Régions de Gbêkê et du Hambol : Amedé Kouakou inspecte les ouvrages de l’usine de traitement d’eau de la Loka et de Niakara
Le ministre de l’Hydraulique, de l’Assainissement et de la Salubrité (MINHAS), Amedé Koffi Kouakou, a repris du service. Rentré de ses congés gouvernementaux, le ministre a mis le cap, ce dimanche 23 août 2026, sur le Gbêkê, notamment à Bouaké, puis dans le Hambol, à Niakara, pour une visite de l’usine de traitement d’eau potable de la Loka et de la retenue d’eau de Niakara.
Après la visite des différents sites, le ministre a indiqué qu’à Bouaké, plusieurs usines assurent la production d’eau potable. Toutefois, celle située sur la rivière Kan devra malheureusement arrêter sa production, en raison de l’installation de populations tout autour de la retenue d’eau, ce qui entraîne le déversement des eaux usées dans cette ressource.

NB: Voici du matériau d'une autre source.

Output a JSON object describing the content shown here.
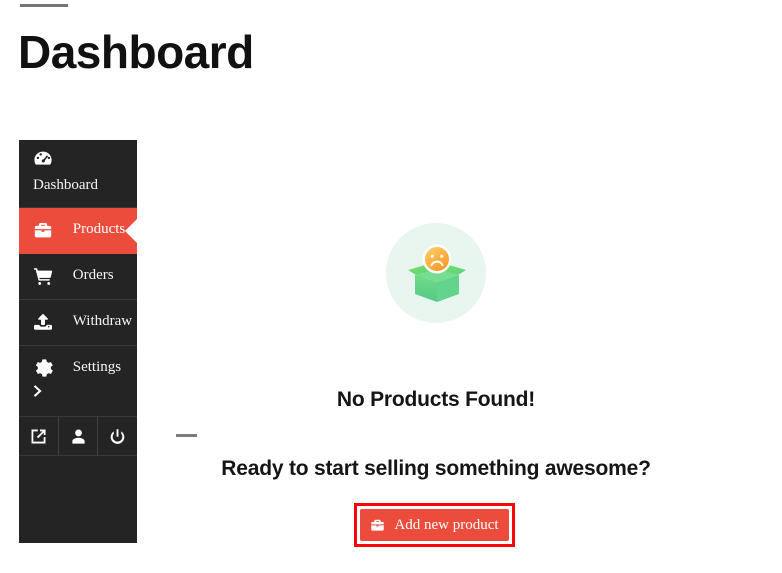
{
  "page": {
    "title": "Dashboard",
    "top_rule": true
  },
  "sidebar": {
    "background_color": "#242424",
    "active_color": "#ec4c3b",
    "items": [
      {
        "label": "Dashboard",
        "icon": "dashboard-gauge-icon",
        "active": false,
        "wrap": true
      },
      {
        "label": "Products",
        "icon": "briefcase-icon",
        "active": true,
        "wrap": false
      },
      {
        "label": "Orders",
        "icon": "shopping-cart-icon",
        "active": false,
        "wrap": false
      },
      {
        "label": "Withdraw",
        "icon": "upload-icon",
        "active": false,
        "wrap": false
      },
      {
        "label": "Settings",
        "icon": "gear-icon",
        "active": false,
        "wrap": false,
        "chevron": "chevron-right-icon"
      }
    ],
    "footer_icons": [
      {
        "name": "external-link-icon"
      },
      {
        "name": "user-icon"
      },
      {
        "name": "power-icon"
      }
    ]
  },
  "main": {
    "illustration": {
      "name": "empty-box-sad-face-illustration",
      "circle_color": "#e8f6ef",
      "box_color": "#5fd68a",
      "box_flap_color": "#65d45f",
      "face_color": "#f7b733"
    },
    "empty_title": "No Products Found!",
    "empty_subtitle": "Ready to start selling something awesome?",
    "cta": {
      "label": "Add new product",
      "icon": "briefcase-icon",
      "background_color": "#ec4c3b",
      "highlight_color": "#fb0606"
    },
    "divider_dash": true
  }
}
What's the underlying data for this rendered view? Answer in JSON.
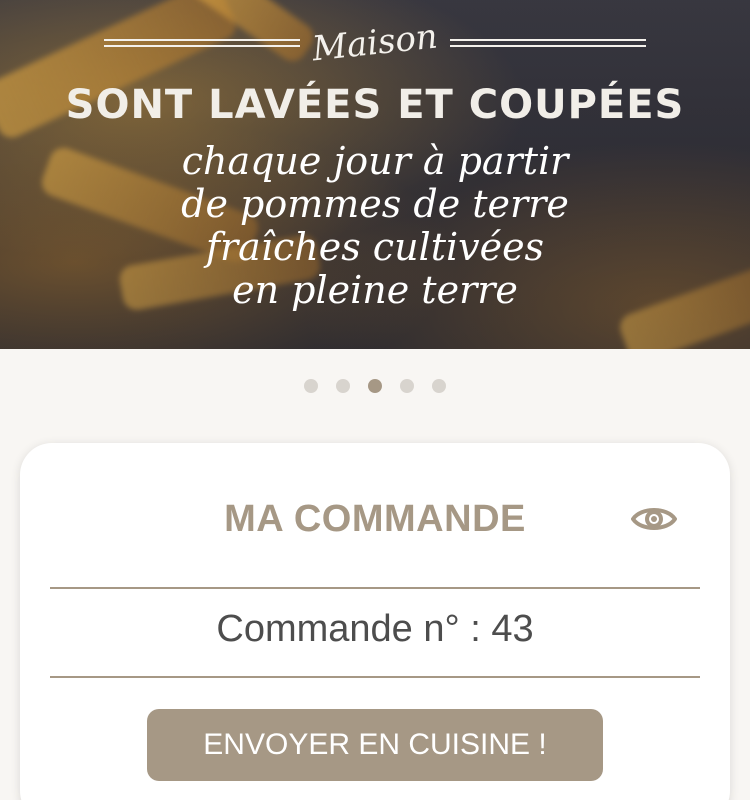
{
  "hero": {
    "maison": "Maison",
    "headline": "SONT LAVÉES ET COUPÉES",
    "lines": [
      "chaque jour à partir",
      "de pommes de terre",
      "fraîches cultivées",
      "en pleine terre"
    ]
  },
  "carousel": {
    "count": 5,
    "active_index": 2
  },
  "order": {
    "title": "MA COMMANDE",
    "number_text": "Commande n° : 43",
    "send_label": "ENVOYER EN CUISINE !",
    "view_icon": "eye-icon"
  },
  "colors": {
    "accent": "#a69885",
    "background": "#f8f6f3",
    "text_dark": "#4d4d4d",
    "dot_inactive": "#d8d4ce"
  }
}
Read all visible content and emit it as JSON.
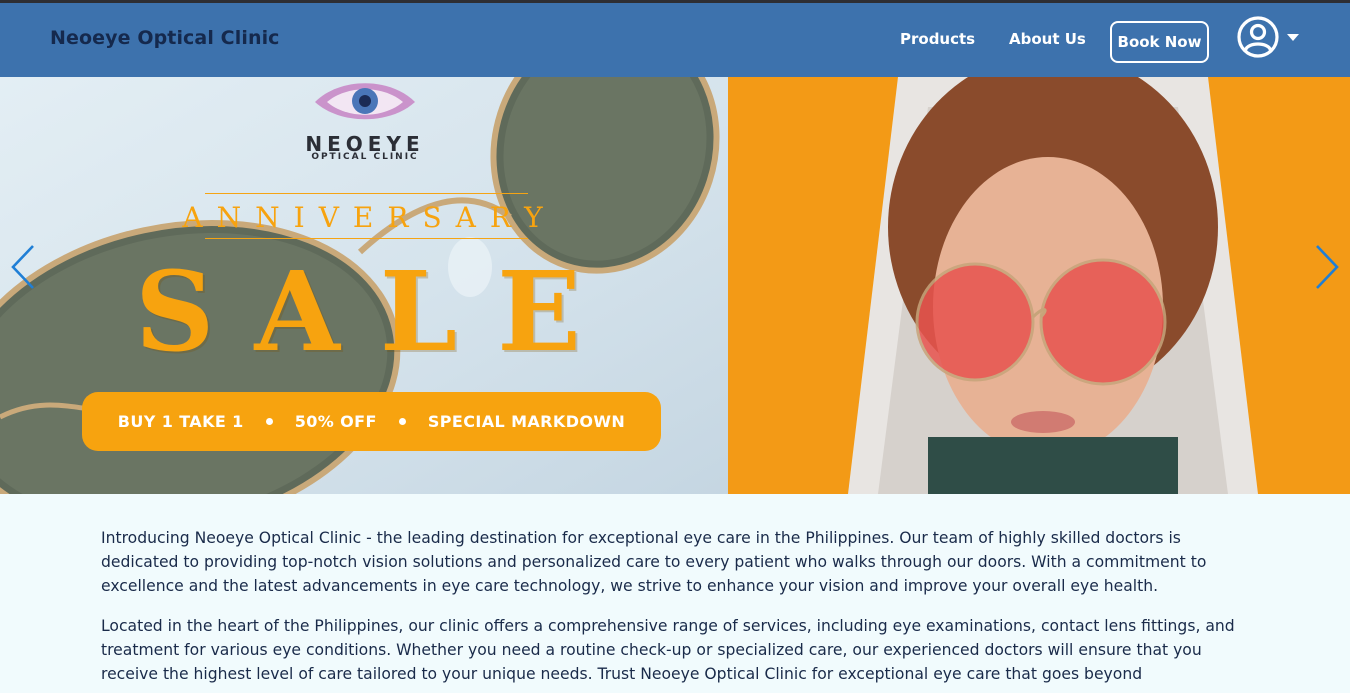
{
  "navbar": {
    "brand": "Neoeye Optical Clinic",
    "links": [
      {
        "label": "Products"
      },
      {
        "label": "About Us"
      }
    ],
    "book_label": "Book Now",
    "user_icon": "user-circle-icon",
    "dropdown_icon": "caret-down-icon"
  },
  "hero": {
    "logo_name": "NEOEYE",
    "logo_sub": "OPTICAL CLINIC",
    "headline_small": "ANNIVERSARY",
    "headline_big": "SALE",
    "promos": [
      "BUY 1 TAKE 1",
      "50% OFF",
      "SPECIAL MARKDOWN"
    ],
    "prev_icon": "chevron-left-icon",
    "next_icon": "chevron-right-icon",
    "accent_color": "#f7a30f"
  },
  "content": {
    "paragraphs": [
      "Introducing Neoeye Optical Clinic - the leading destination for exceptional eye care in the Philippines. Our team of highly skilled doctors is dedicated to providing top-notch vision solutions and personalized care to every patient who walks through our doors. With a commitment to excellence and the latest advancements in eye care technology, we strive to enhance your vision and improve your overall eye health.",
      "Located in the heart of the Philippines, our clinic offers a comprehensive range of services, including eye examinations, contact lens fittings, and treatment for various eye conditions. Whether you need a routine check-up or specialized care, our experienced doctors will ensure that you receive the highest level of care tailored to your unique needs. Trust Neoeye Optical Clinic for exceptional eye care that goes beyond"
    ]
  },
  "colors": {
    "navbar": "#3d72ad",
    "brand_text": "#15294d",
    "page_bg": "#f1fbfd",
    "hero_right_bg": "#f39a16"
  }
}
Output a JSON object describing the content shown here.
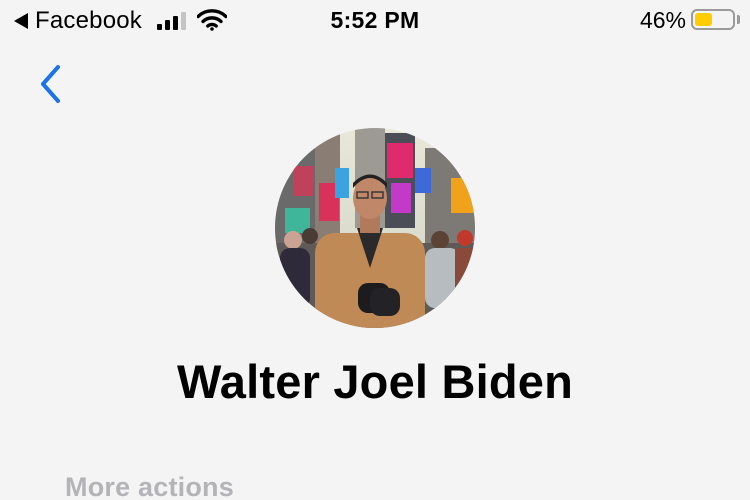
{
  "status_bar": {
    "back_app": "Facebook",
    "time": "5:52 PM",
    "battery_percent": "46%",
    "battery_level": 0.46,
    "battery_color": "#ffcc00",
    "signal_bars_filled": 3,
    "signal_bars_total": 4
  },
  "nav": {
    "back_icon": "chevron-left-icon",
    "accent_color": "#1a73e8"
  },
  "profile": {
    "name": "Walter Joel Biden"
  },
  "sections": {
    "more_actions": "More actions"
  }
}
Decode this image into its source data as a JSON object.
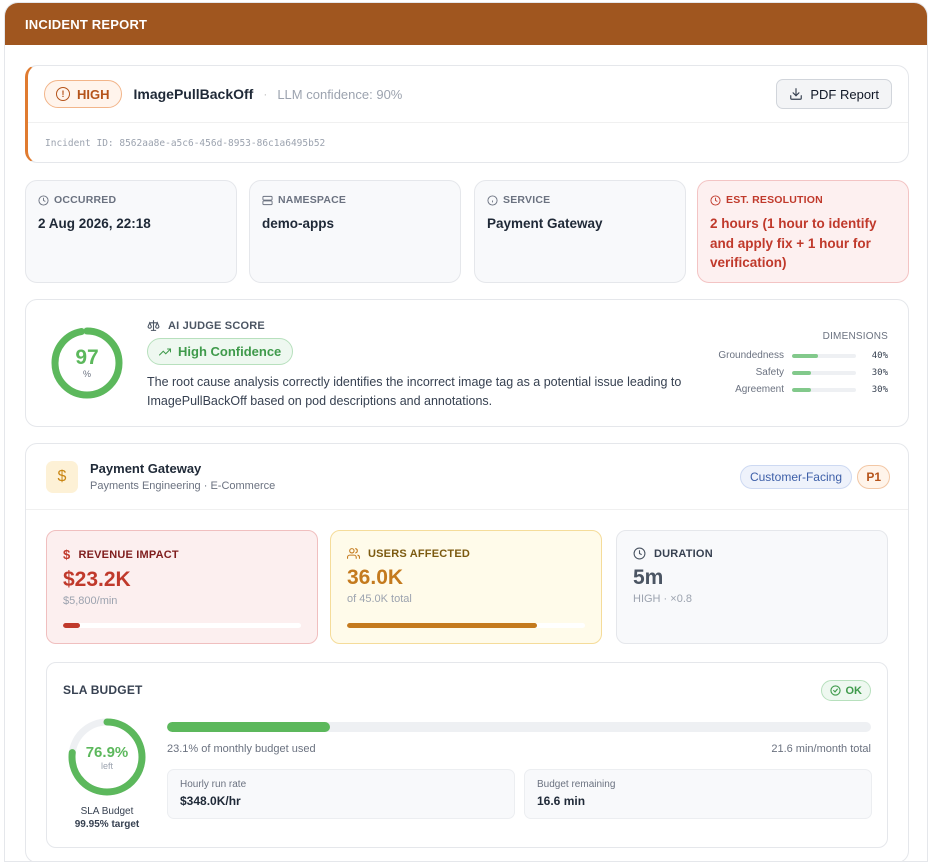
{
  "header": {
    "title": "INCIDENT REPORT"
  },
  "summary": {
    "severity": "HIGH",
    "title": "ImagePullBackOff",
    "separator": "·",
    "confidence": "LLM confidence: 90%",
    "pdf_label": "PDF Report",
    "incident_id": "Incident ID: 8562aa8e-a5c6-456d-8953-86c1a6495b52",
    "accent_color": "#e07b30"
  },
  "stats": [
    {
      "label": "OCCURRED",
      "value": "2 Aug 2026, 22:18",
      "icon": "clock-icon"
    },
    {
      "label": "NAMESPACE",
      "value": "demo-apps",
      "icon": "server-icon"
    },
    {
      "label": "SERVICE",
      "value": "Payment Gateway",
      "icon": "info-icon"
    },
    {
      "label": "EST. RESOLUTION",
      "value": "2 hours (1 hour to identify and apply fix + 1 hour for verification)",
      "icon": "clock-icon"
    }
  ],
  "judge": {
    "score": "97",
    "score_unit": "%",
    "score_value": 97,
    "label": "AI JUDGE SCORE",
    "badge": "High Confidence",
    "description": "The root cause analysis correctly identifies the incorrect image tag as a potential issue leading to ImagePullBackOff based on pod descriptions and annotations.",
    "dimensions_title": "DIMENSIONS",
    "dimensions": [
      {
        "name": "Groundedness",
        "pct": "40%",
        "value": 40
      },
      {
        "name": "Safety",
        "pct": "30%",
        "value": 30
      },
      {
        "name": "Agreement",
        "pct": "30%",
        "value": 30
      }
    ]
  },
  "service": {
    "icon_glyph": "$",
    "name": "Payment Gateway",
    "subtitle": "Payments Engineering · E-Commerce",
    "tag": "Customer-Facing",
    "priority": "P1",
    "metrics": [
      {
        "label": "REVENUE IMPACT",
        "icon_glyph": "$",
        "value": "$23.2K",
        "sub": "$5,800/min",
        "progress": 7,
        "bar_color": "#c0392b"
      },
      {
        "label": "USERS AFFECTED",
        "icon_glyph": "👥",
        "value": "36.0K",
        "sub": "of 45.0K total",
        "progress": 80,
        "bar_color": "#c47a1e"
      },
      {
        "label": "DURATION",
        "icon_glyph": "◷",
        "value": "5m",
        "sub": "HIGH · ×0.8"
      }
    ]
  },
  "sla": {
    "title": "SLA BUDGET",
    "status": "OK",
    "ring_value": "76.9%",
    "ring_sub": "left",
    "ring_fraction": 76.9,
    "caption_1": "SLA Budget",
    "caption_2": "99.95% target",
    "used_pct": 23.1,
    "used_label": "23.1% of monthly budget used",
    "total_label": "21.6 min/month total",
    "hourly_label": "Hourly run rate",
    "hourly_value": "$348.0K/hr",
    "remaining_label": "Budget remaining",
    "remaining_value": "16.6 min"
  }
}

Outre le Kan, le lac de Gonfreville est également victime de l’installation des populations à ses abords, ce qui rend difficile le traitement de l’eau. En somme, au niveau de la ville de Bouaké, le ministre a reconnu l’existence de difficultés. Partant de ce constat, il a lancé un appel aux populations, les invitant à faire preuve de vigilance face aux lotissements qui constituent désormais une menace pour les ressources en eau.
En termes de satisfaction, l’émissaire du gouvernement s’est réjoui de la capacité de production d’eau, qui s’élève à un peu plus de 88 000 m³. Cependant, seule la moitié environ de cette production est distribuée, faute de canalisations suffisantes.
« Le gouvernement travaille. Le Premier ministre nous a instruits. Nous avons préparé le dossier. Il est donc au niveau de la prise de décision au sein du gouvernement », a assuré le ministre Amedé Koffi Kouakou.

Pour renchérir, le ministre a indiqué que, si les canalisations sont réalisées, la plus grande partie, sinon la totalité, de la ville de Bouaké et des localités environnantes pourrait être correctement approvisionnée en eau potable, pour un horizon d’environ cinq ans.
S’agissant de la retenue d’eau de Niakara, le ministre de l’Hydraulique, de l’Assainissement et de la Salubrité a rappelé que, depuis plusieurs années, les populations restent privées d’eau potable pendant près de six mois, en raison du manque d’entretien de la retenue d’eau, qui perdure depuis une cinquantaine d’années.
Toutefois, il a indiqué avoir constaté que la capacité de production augmente actuellement et que le lac est parfaitement rempli pour répondre aux besoins des populations.


« un an et demi, ces populations-là peuvent être servies correctement », s’est-il réjoui.
Le ministre en a profité pour lancer un appel au préfet de Niakara et aux autorités politiques concernant les lotissements effectués autour du lac.
« Ce n’est pas acceptable, parce que si les populations viennent s’installer autour du lac, toutes les eaux usées vont être déversées dans ce lac et on n’aura plus d’eau à traiter pour nos populations de Niakara », a-t-il prévenu.